I've encountered many MATLAB codes which have a %#ok<SAGROW>
comments. This comment is used in different circumstances and I can't figure it out what it means.
As an example:
i = 1;
flag = true;
for l = 1:k
while(flag==true)
if(probs(i)~=0)
leaves(l).val = i-1; %#ok<*SAGROW>
leaves(l).zero = '';
leaves(l).one = '';
leaves(l).prob = probs(i);
i = i + 1;
flag = false;
else
i = i+1;
flag = true;
end
end
flag =true;
end
There are other references to this comment too, for instace:
It suppresses mlint
warnings. In this specific case, it is about not pre-allocating an array.

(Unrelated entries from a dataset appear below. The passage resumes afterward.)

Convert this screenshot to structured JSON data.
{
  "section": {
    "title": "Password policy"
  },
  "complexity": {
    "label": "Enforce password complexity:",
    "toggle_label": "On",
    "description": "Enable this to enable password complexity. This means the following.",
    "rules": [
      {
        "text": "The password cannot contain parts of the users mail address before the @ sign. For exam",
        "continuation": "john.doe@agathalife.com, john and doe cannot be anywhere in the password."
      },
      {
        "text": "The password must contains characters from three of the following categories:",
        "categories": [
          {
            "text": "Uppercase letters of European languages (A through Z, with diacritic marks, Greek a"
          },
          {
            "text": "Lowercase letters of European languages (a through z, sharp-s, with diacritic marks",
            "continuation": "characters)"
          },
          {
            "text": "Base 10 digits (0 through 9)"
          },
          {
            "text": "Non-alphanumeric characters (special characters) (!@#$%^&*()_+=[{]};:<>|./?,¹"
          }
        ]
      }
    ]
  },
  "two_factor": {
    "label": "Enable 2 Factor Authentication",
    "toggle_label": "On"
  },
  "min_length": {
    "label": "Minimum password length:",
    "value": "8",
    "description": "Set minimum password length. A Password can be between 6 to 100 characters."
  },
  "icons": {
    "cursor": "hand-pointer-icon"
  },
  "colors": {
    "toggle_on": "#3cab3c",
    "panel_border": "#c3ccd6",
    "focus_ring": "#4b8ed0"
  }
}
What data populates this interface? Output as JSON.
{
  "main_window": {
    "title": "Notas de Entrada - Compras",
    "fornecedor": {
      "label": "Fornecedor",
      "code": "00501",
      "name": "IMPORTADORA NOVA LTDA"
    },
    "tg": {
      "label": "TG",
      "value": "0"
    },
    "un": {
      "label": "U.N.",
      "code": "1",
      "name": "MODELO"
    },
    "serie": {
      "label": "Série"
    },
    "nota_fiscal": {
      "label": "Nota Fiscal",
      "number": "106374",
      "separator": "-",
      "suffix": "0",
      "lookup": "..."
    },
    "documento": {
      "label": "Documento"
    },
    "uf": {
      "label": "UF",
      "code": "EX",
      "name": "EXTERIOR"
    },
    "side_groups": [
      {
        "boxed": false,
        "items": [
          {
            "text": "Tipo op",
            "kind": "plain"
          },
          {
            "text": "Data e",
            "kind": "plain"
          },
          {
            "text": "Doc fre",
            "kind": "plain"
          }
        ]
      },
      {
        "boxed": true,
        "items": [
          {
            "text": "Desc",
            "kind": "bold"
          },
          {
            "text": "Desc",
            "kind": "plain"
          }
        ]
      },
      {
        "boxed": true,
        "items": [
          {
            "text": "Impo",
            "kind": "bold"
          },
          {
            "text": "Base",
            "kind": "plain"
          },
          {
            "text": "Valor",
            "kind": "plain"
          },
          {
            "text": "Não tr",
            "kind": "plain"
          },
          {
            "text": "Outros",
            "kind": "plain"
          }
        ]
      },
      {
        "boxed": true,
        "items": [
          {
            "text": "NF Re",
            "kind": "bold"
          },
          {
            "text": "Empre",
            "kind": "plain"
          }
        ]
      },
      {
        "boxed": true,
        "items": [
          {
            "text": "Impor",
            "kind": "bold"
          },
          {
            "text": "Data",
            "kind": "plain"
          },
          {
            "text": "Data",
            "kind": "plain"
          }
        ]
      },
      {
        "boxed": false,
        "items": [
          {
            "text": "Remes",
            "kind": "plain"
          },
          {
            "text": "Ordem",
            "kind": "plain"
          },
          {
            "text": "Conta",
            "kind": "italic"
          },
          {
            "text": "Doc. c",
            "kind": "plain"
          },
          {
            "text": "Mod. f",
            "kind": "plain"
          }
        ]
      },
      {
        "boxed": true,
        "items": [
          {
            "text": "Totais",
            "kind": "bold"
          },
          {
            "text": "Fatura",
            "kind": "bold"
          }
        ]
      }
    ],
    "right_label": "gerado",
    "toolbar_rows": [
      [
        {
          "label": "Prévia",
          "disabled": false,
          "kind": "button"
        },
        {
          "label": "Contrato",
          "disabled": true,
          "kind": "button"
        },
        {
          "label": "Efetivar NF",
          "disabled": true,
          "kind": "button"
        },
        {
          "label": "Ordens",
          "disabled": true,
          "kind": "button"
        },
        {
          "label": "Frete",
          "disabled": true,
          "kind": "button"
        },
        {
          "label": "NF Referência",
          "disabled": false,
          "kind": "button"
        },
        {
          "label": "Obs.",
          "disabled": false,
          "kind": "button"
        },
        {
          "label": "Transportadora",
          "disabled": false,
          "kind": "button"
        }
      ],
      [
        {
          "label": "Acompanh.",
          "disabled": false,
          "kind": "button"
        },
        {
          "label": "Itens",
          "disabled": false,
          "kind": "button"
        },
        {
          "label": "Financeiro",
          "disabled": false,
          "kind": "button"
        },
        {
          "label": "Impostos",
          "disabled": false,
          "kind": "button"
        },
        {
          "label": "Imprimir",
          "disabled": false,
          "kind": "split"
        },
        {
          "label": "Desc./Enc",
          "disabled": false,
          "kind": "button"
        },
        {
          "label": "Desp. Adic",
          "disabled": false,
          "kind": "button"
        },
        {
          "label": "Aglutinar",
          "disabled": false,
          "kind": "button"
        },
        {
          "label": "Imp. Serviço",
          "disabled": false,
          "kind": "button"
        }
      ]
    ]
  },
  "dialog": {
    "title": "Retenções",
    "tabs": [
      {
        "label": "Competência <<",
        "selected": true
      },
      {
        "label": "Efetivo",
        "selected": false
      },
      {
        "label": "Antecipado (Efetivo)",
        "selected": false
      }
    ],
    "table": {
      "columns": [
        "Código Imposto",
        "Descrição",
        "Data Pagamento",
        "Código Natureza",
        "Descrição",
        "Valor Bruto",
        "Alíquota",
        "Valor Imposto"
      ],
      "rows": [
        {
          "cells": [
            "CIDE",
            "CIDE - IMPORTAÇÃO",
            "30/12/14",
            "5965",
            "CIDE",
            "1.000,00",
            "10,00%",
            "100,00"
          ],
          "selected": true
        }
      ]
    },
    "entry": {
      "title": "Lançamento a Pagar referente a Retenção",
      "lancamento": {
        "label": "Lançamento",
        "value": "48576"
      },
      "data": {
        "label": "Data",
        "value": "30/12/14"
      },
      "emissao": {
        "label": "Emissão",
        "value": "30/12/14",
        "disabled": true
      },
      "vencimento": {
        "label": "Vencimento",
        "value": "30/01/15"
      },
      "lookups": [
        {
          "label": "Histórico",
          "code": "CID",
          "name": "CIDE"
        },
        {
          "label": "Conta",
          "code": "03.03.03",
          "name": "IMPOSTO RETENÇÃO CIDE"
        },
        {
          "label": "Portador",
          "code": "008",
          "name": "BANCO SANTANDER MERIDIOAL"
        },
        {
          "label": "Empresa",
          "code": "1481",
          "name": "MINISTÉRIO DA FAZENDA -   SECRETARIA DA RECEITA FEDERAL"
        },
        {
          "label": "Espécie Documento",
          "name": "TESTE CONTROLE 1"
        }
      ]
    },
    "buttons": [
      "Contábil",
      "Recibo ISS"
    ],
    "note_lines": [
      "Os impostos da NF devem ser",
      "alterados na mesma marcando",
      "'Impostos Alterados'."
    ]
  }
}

mlint is one of the static code analysis tools that Matlab has. It finds possible errors and shows warnings.
Edit(1):
I've just noticed that your question is about SAGROW
, not AGROW
. I could not find it. My guess is that it is an old/new mlint syntax.
I don't know about SAGROW
, but AGROW
would mean that a given array/vector/matrix <name> might be growing inside a loop. Consider preallocating for speed
.
General answer (for different values in the angle brackets):
Type msgid:SAGROW
in Preferences -> Code Analyzer.
For others msgid:<your-ok-msg-id>
.
edit: shortest way, 1. remove the comment, 2. read the codeanalyzer tooltip of the underline piece of code.